Entrevista a Walter Broide, baterista y cantante de Los Natas.
Tras una breve pausa, en febrero de este año el grupo pareció haber retomado la periodicidad habitual de sus conciertos y tiene planeado transformar muchos de sus shows en verdaderas fiestas.
¿En qué consiste el ciclo Motoclub Los Natas que arrancó el 8 de marzo en Niceto Club?
Consiste en realizar una
verdadera fiesta rockera, donde además de tocar nosotros, le daremos
espacio a las bandas que nos gustan. Además, buscaremos darle una identidad
como fiesta más allá de los conciertos. La idea es que cada vez vengan
diferentes Djs, que hacia la madrugada toque alguna banda, y experimentar
un poco más. Así que esa es la idea: buscar una identidad de fiesta
para que la gente, además de reventarse la cabeza, luego pueda disfrutar
de una fiesta. Y que esta continúe más allá de Los Natas: por ejemplo,
cuando el grupo esté de gira, también habrá fiesta.

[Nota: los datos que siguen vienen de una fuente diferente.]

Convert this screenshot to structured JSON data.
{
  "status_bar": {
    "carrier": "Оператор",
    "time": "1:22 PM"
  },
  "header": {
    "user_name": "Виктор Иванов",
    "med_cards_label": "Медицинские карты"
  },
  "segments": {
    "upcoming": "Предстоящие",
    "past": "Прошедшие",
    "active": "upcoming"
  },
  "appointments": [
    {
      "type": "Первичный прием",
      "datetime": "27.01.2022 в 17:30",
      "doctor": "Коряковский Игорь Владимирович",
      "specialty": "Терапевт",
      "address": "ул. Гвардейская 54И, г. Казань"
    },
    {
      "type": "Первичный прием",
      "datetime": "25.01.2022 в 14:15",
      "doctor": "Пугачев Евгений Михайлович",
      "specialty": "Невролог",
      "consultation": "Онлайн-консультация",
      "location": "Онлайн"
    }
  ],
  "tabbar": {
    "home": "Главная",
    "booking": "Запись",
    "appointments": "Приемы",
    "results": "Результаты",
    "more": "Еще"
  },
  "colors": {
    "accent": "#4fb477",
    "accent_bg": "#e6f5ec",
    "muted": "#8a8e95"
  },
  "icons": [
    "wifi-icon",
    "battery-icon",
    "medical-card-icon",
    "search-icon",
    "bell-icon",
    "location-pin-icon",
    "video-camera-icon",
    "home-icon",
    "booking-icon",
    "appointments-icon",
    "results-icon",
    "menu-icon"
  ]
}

Además de la periodicidad, que será una vez por mes (al menos esa es la intención), ¿en qué se diferenciará del ciclo Viernes Verde que venían haciendo?
Que más que un show del
grupo Natas, será una fiesta con Los Natas. Además nos enfocaremos
en presentar distintas bandas de Sudamérica, cosa que hasta ahora casi
nunca pudimos hacer. En la primera tocará Guachass de Uruguay, y más
tarde queremos traer a bandas de Chile y tal vez de Perú, además de
algunas viejas glorias argentinas como Jesus Martyr… Una cosa que
venía pasando en los viernes verdes es que apenas terminaba
el show, la gente tenía que irse obligada, era muy corta mambo. Fue
por eso que se nos ocurrió gestar una fiesta, y esta vez con el apoyo
de Niceto. De esta manera nos aseguramos que la joda se extenderá hasta
entrada la madrugada y que la gente que pagó la entrada tenga un lugar
rockero para compartir con nosotros.
Sumando la fiesta y el último disco, van a dejar definitivamente asentado por dónde va el sonido del grupo y cuál es el “universo actual” de Natas; porque al grupo siempre se lo catalogó como parte del "stoner rock", y si bien ustedes por sonido y por intereses extra-musicales se sienten cercanos a Kyuss y otros grupos de esa escena, intuyo que exceden dicho rótulo. Una muestra es que el disco citado comienza con la canción Ámame petiribí de Pescado Rabioso, la legendaria banda de Luis Alberto Spinetta que no es precisamente “la” referencia de los grupos stoner. Y como la fiesta (de acuerdo a la información disponible en vuestra página de internet) promete arrancar desde mediados de los ’60 con viajes psicodélicos por la ruta del sonido valvular y saturado, se me ocurre que en esos encuentros quedará claro (por si quedaba alguna duda tras escuchar sus discos) que en el universo de Los Natas hay stoner rock, pero también Pappo, Ministry, MC5 y Led Zeppelin.
Bueno, yo creo que Natas
hace música desde un lugar bastante propio. Yo me imagino que si le
pasás la lupa, vas a encontrar parecidos a miles de cosas. Pero, sinceramente,
te digo que aprendí que la música, sobre todo el rock, no es solo
lo que tocás sino también cómo lo tocas, tu propia interpretación
de cómo encarar el sonido. La etiqueta “stoner” nos supo encajar
porque enganchamos en el circuito americano, justamente el de Kyuss
y esas bandas, y la verdad es que nos dio igual: fue una gran familia
que nos enseñó a rockear y a descubrir nuestro propio poder. Lo demás
se fue dando y fuimos encontrando la identidad con los años.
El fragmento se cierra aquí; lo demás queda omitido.